Injuries have diminished those other options, and the absence of Bosh has created a huge opportunity for Garnett to exploit in the paint. That's why it's such a promising outcome for Boston that Garnett generated zero assists in Game 3. He was good for 24 points (10-of-16) and 11 rebounds, and the reason the Celtics won was because he looked to score above all else. It is entirely out of character for him.

"Desperation game, to be honest,'' he said after playing 34 minutes. "I feel like we played desperation basketball.''

When Rondo lobbed the ball high to his center in the second quarter and three Heat defenders converged to tip the ball momentarily out of his reach, Garnett found himself landing hard and flat on his back after he was flung down by Miami's Udonis Haslem while their four hands fought to control the ball. There was nothing flagrant about it, but as Garnett lay prone so did the Celtics' faraway dream of winning another championship. And then he rolled over and began to do pushups upon his fists as the floor beaded with his raining sweat and the crowd bellowed as they do in Miami whenever LeBron dunks.
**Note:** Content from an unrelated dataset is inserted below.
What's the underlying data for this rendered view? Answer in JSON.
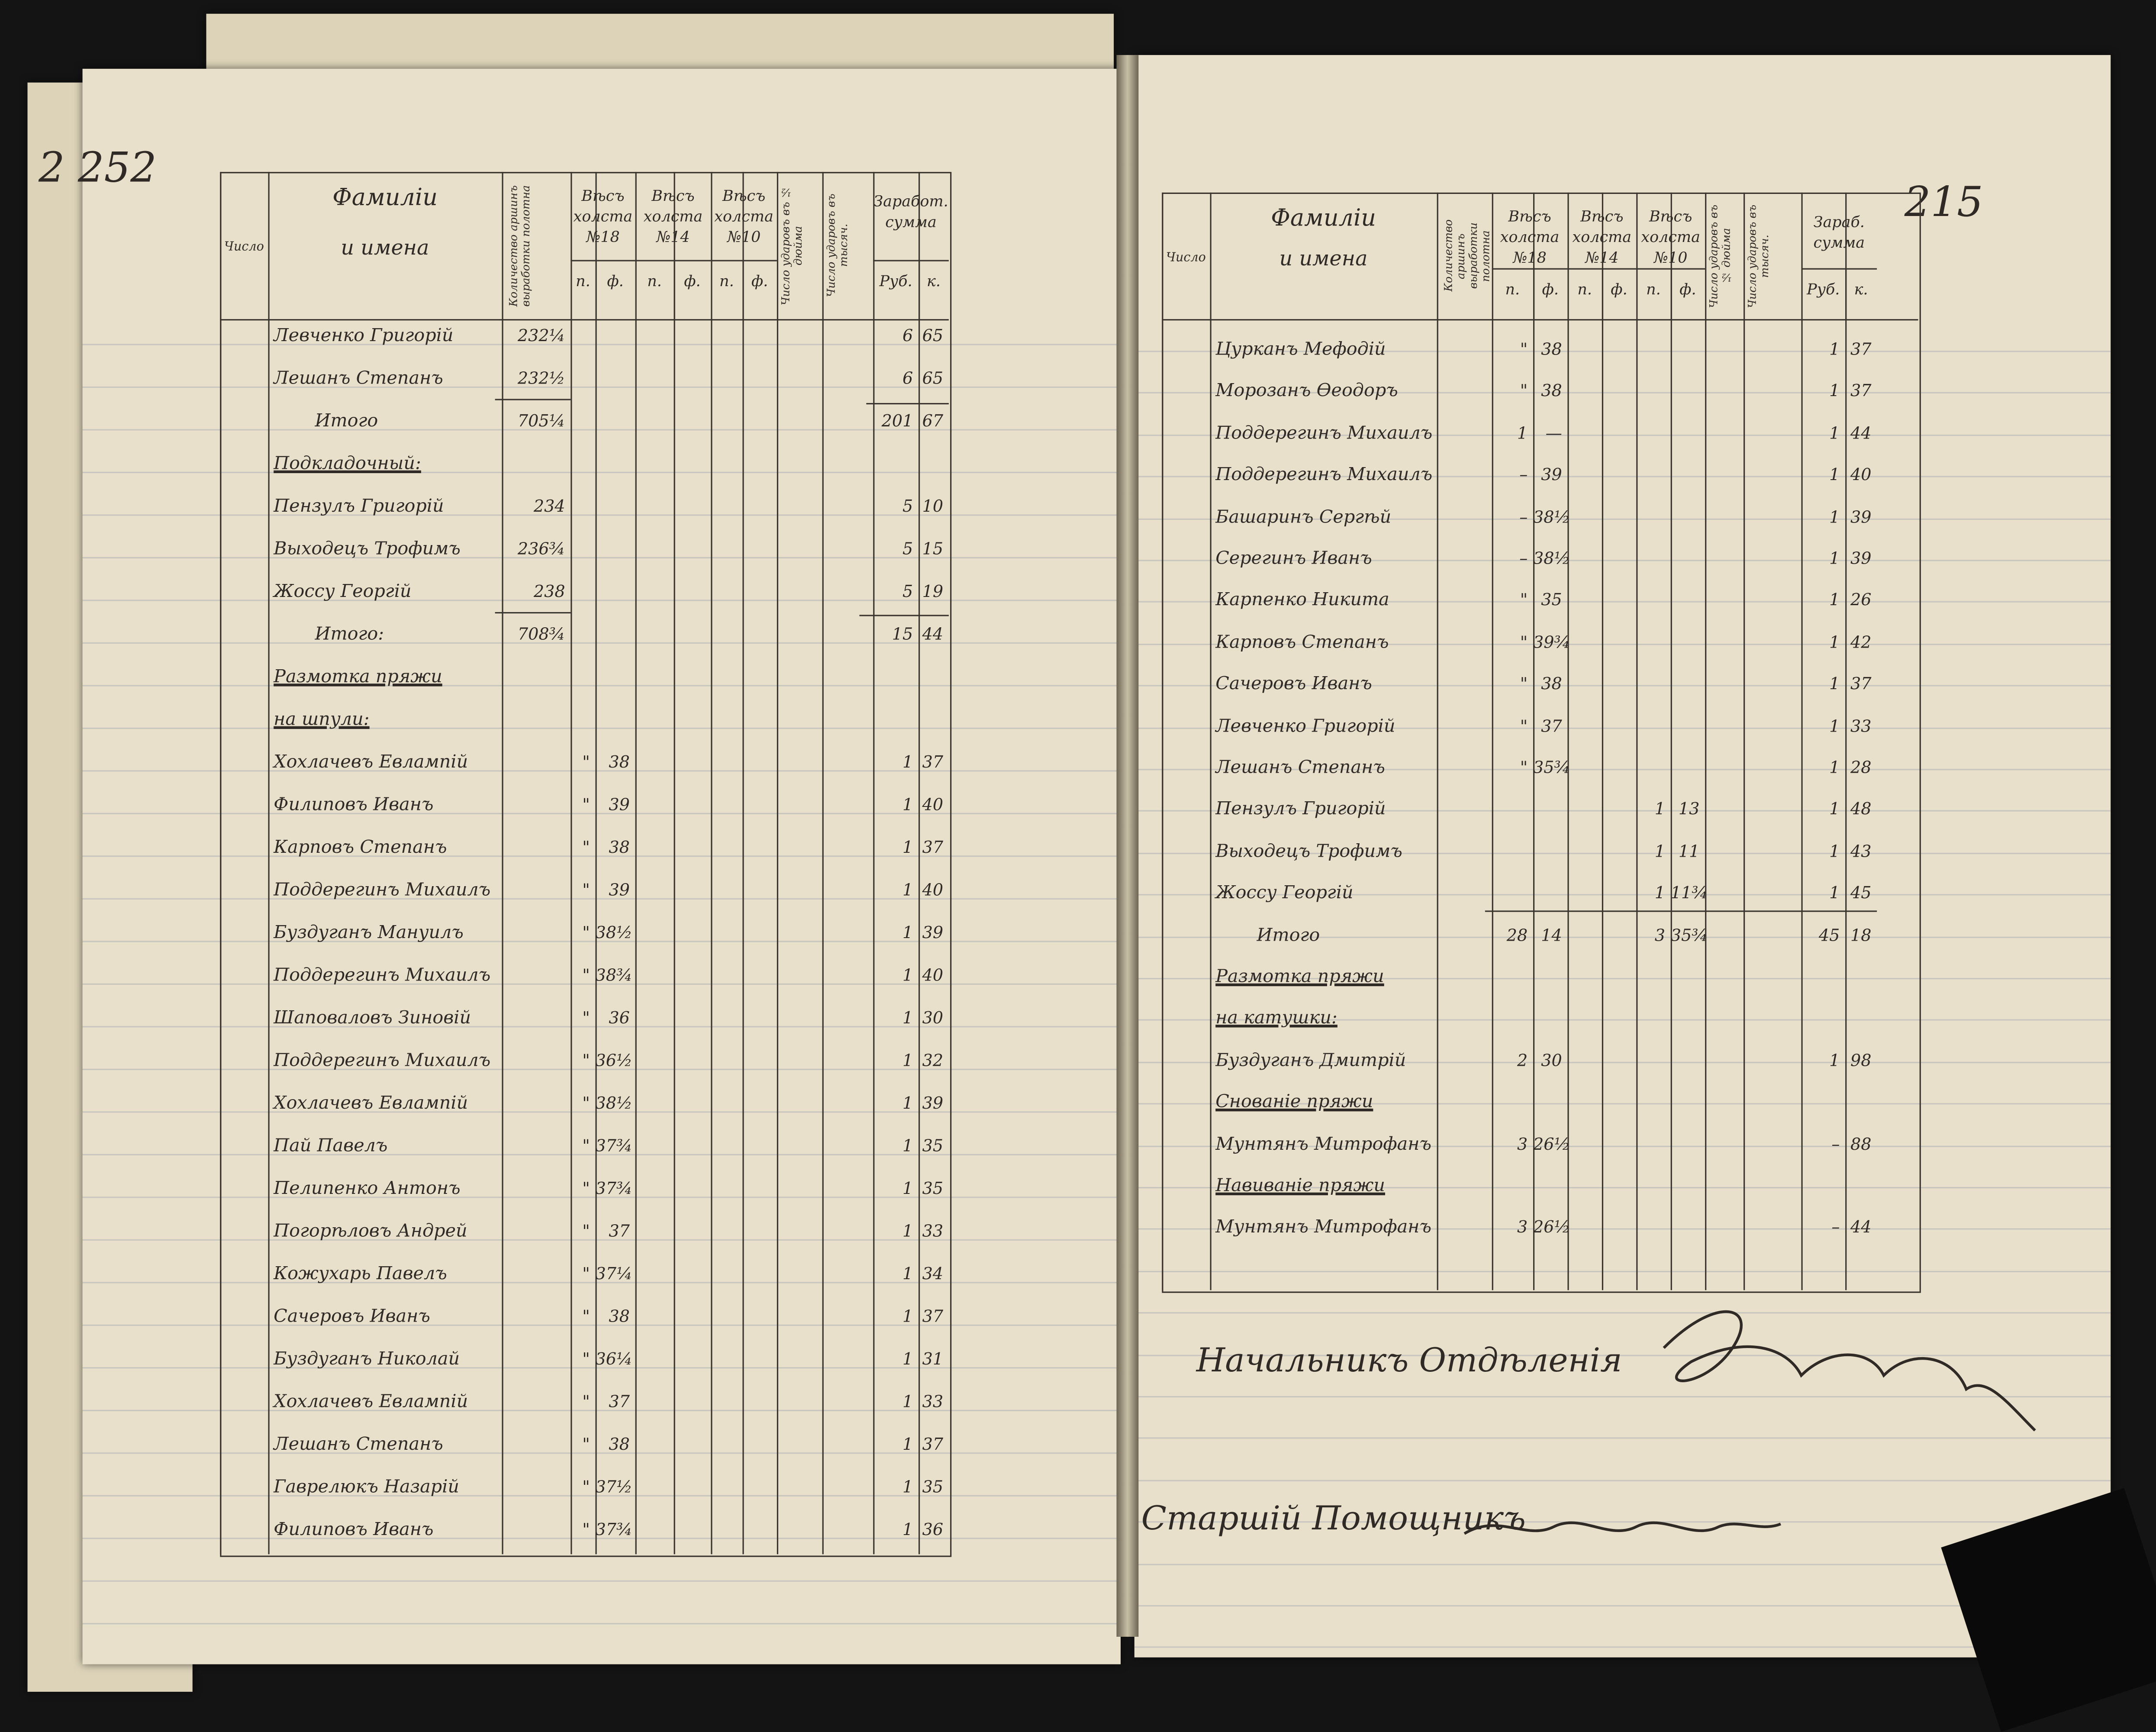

"We're playing at home, we have to give it our all out -- and it will be out,'' said Garnett among a crowd of reporters in the Celtics' lockerroom. "The jungle was rocking tonight, I want to thank all the fans who came out.'' And then he cursed several times on camera to underline his appreciation.

So now the question becomes whether Garnett can keep doing what he has never done before, and to do it against the best opponent in the East on an every-other-night basis. Can he circle back against the trend of his own Hall of Fame career? The equation couldn't be more simple. The sooner he stops playing like a traditional center, the sooner his contract will expire and he'll be faced with the decision of whether to retire. The Celtics can keep winning for only so long as he keeps playing as if he's wearing Chuck Taylors. And yet there is nothing simple about this way. This is not what he set out to be. It is the opposite of what he was at his best.

"We've got to keep the discipline in staying with it,'' said Rivers of playing through Garnett around the basket. "Listen, this is exhausting. You get guys grabbing you and holding you, and you're trying to roll and they're fronting you. It's exhausting.''

It isn't going to get easier, either. The Heat are going to try to body Garnett on his runs into the paint, and they are going to try to back him away from the basket and squeeze him. It worked for them in the previous round when they nullified Indiana center Roy Hibbert. The difference is that Garnett, even at this late age, is a better center than Hibbert, and the Celtics have a superior playmaker in Rondo, who knows how to create the passing angles. Boston has the last of the NBA's traditional point guards, and now Rondo has a traditional big man through whom to play.

Here is Kevin Garnett, one of the great players with a past that includes an MVP award, a championship and a pioneering vision that changed the game he loves. The end is leaning on him with all of LeBron's weight, and yet Garnett refuses to dwell in his past. His future is filled with ideas that are new to him, and they're more interesting than ever.